I had nothing. Couldn’t think of a thing. I felt like this was my first day in the class and I’d never read any of the books. All I could think of was the sensation of the methane kids jamming up at the top of the hill, getting ready to rocket through my pipes again, screaming all the way, drawing attention to my bloated shame. I think I drew pictures on the pages for a while. Pictures of hot air balloons and cannons going off. I wanted to bury my head in my desk, just slam my face right through the top. It would have felt good.
The teacher finally looked up at me, she being only a few feet away, and said, “Are you okay?”
Well, that brought some snickers from across the room. Two douchebags in slacker cloth and piercings just couldn’t hold it in. So they snickered. And not the candy bar kind. The laughter kind. The kind that turns two laughing douchebags into four. And then eight, and so on.

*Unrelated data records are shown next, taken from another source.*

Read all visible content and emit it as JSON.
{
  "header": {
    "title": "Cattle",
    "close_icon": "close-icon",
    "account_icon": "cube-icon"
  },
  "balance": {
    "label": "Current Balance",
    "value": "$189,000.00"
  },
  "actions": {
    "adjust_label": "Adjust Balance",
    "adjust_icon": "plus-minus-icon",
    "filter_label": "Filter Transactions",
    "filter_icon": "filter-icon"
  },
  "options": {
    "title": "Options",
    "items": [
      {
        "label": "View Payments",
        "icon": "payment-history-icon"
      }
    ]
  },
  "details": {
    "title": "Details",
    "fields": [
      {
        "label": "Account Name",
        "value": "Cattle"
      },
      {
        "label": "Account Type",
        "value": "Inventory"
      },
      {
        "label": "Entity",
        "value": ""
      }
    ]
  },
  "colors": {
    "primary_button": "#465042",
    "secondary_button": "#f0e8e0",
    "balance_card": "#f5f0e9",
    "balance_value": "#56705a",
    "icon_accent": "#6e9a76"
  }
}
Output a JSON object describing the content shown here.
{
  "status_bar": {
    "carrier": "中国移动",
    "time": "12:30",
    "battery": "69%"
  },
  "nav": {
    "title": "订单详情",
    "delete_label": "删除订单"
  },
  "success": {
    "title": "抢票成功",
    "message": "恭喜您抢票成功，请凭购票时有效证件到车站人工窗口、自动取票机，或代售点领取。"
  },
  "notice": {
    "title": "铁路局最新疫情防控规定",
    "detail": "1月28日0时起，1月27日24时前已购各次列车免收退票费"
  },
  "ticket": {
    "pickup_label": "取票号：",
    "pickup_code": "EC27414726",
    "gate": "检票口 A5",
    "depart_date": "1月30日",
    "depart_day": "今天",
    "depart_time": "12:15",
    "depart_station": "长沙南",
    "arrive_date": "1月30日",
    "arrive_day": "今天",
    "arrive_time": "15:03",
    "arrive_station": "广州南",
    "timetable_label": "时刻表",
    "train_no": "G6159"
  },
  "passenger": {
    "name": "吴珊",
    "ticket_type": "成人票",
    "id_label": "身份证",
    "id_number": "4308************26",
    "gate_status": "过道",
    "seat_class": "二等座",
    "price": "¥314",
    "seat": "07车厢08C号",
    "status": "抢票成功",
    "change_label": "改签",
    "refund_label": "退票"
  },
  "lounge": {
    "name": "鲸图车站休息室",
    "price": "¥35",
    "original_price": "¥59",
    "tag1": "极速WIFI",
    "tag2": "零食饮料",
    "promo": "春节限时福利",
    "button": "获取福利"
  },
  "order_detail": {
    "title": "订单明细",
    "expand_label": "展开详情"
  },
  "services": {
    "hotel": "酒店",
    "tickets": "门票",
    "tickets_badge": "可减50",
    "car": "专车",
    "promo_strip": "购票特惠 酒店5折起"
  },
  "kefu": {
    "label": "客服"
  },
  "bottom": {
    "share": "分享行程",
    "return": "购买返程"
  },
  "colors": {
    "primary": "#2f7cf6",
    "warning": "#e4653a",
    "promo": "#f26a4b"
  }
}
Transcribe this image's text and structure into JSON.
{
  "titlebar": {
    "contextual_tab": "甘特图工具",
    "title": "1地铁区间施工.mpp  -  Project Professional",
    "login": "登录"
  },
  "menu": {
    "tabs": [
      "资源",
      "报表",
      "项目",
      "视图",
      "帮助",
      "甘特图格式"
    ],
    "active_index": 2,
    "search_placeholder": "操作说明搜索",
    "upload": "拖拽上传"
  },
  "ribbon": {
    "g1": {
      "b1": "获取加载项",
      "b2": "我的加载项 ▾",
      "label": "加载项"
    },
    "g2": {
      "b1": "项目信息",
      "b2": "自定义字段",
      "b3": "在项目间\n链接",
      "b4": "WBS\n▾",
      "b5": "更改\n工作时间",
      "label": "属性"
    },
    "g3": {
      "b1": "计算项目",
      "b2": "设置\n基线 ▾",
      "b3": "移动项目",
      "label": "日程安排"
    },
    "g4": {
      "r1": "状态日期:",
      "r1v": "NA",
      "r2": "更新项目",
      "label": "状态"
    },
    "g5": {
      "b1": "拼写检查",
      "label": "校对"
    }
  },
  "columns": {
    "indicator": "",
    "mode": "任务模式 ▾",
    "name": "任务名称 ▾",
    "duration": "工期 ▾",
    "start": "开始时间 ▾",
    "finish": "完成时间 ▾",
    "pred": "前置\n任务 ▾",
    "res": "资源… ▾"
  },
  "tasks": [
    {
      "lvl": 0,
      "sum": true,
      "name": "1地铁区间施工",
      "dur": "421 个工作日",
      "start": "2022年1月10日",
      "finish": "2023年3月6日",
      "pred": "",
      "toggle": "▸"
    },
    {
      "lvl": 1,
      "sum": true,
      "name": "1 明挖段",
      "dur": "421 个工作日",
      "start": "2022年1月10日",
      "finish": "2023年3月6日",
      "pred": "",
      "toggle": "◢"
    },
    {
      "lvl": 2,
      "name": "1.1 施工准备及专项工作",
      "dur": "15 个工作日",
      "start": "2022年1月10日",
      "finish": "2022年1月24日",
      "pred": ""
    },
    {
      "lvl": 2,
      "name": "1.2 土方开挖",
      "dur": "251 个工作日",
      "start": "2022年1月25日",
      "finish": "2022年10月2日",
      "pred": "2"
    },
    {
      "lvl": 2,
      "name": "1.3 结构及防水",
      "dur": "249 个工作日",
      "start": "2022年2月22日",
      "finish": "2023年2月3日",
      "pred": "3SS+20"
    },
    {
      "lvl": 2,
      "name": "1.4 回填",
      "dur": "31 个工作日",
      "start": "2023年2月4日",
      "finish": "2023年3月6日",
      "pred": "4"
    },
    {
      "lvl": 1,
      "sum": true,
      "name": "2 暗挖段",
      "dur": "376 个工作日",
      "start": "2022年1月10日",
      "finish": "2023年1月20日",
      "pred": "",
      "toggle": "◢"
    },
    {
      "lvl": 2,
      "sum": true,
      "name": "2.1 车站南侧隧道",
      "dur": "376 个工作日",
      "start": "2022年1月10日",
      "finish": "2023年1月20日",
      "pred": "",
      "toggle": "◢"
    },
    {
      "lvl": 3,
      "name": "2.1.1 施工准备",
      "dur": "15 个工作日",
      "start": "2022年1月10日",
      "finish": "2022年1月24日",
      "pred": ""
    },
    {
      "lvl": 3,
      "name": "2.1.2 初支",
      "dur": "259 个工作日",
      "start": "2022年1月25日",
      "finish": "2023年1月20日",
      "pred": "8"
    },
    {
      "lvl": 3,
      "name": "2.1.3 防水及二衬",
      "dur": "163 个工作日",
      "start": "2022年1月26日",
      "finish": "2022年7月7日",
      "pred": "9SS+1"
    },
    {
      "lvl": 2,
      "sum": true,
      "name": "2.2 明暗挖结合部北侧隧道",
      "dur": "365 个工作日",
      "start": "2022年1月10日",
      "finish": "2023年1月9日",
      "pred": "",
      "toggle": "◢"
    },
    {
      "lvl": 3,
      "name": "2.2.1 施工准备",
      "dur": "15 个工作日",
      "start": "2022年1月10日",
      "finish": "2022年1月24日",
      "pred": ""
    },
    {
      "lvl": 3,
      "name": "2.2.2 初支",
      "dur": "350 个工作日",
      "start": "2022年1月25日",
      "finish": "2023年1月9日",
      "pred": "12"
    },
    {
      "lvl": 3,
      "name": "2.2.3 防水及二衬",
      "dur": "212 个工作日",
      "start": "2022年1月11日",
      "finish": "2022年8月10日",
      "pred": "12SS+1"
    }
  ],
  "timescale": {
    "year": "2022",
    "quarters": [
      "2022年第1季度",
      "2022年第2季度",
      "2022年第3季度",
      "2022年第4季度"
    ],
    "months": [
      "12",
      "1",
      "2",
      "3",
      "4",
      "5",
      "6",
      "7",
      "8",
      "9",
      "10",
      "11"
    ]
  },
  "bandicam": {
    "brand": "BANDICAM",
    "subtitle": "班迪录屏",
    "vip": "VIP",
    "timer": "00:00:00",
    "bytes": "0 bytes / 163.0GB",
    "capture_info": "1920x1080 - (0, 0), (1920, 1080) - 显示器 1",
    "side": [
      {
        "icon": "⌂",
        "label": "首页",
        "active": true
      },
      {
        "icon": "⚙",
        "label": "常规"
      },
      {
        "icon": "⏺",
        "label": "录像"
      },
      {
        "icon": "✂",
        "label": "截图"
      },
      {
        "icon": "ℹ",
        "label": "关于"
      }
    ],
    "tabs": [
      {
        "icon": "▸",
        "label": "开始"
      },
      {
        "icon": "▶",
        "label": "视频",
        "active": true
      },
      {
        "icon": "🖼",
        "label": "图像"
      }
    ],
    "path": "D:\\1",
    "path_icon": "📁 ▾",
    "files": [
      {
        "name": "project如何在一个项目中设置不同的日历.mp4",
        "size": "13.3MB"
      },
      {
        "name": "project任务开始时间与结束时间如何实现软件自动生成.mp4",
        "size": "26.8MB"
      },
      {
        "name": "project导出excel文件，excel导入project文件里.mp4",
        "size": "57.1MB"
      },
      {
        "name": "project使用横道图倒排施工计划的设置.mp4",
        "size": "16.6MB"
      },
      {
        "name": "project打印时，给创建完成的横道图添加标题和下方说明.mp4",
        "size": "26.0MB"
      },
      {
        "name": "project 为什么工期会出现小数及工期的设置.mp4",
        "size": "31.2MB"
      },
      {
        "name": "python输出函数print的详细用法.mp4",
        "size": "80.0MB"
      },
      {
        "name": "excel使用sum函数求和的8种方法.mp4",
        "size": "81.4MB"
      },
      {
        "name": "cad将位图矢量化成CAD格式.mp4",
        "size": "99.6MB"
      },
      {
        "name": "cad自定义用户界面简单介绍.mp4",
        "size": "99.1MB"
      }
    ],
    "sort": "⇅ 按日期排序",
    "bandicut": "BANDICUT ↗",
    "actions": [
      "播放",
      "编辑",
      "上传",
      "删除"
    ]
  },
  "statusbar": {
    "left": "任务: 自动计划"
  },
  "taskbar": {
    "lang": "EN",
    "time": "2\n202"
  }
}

Ho ho, hah hah, Shadesbreath has gas and is probably going to die.
I got an A-minus on that test. The only A-minus I’d ever gotten. An F-ing A-minus. Did you know that if you drop the “mi” from A-minus you just have A-nus. There’s a shocking coincidence don’t you think?
So anyway, I guess my point is, never, ever, no matter how healthy you think you want to be, or no matter how much you love caramel, NEVER eat two Fiber One Bars unless you want to die… of shame.
If I were a caldera, I would have blown myself up just to take out those two douchebags.
Needless to say, I did not die. I wanted to, but I did not. I did wish, as I slipped into bed that night, for some sort of restitution from my wife, the one who tried to kill me with those oaty bars. I’m not proud of it, but I confess to having nodded off to sleep with visions of the gastronomic blast that would send her flying across the room to crash into the doors of the cabinets opposite her side of the bed, flung there violently by the mighty release of the pressure she had caused. I could imagine her sort of slumpy, lying in the heap of wrecked wood and shattered glass, shaking the splinters from her hair and blinking a sleepy, “What the F---?” at me. To which I could mumble, “I feel much healthier. Thanks for thinking of me today," between snores. That would teach her.
However, if you do happen to be in the market for a fiber bar, I can tell you with absolute and total authority that Fiber One Bars work famously. Have one.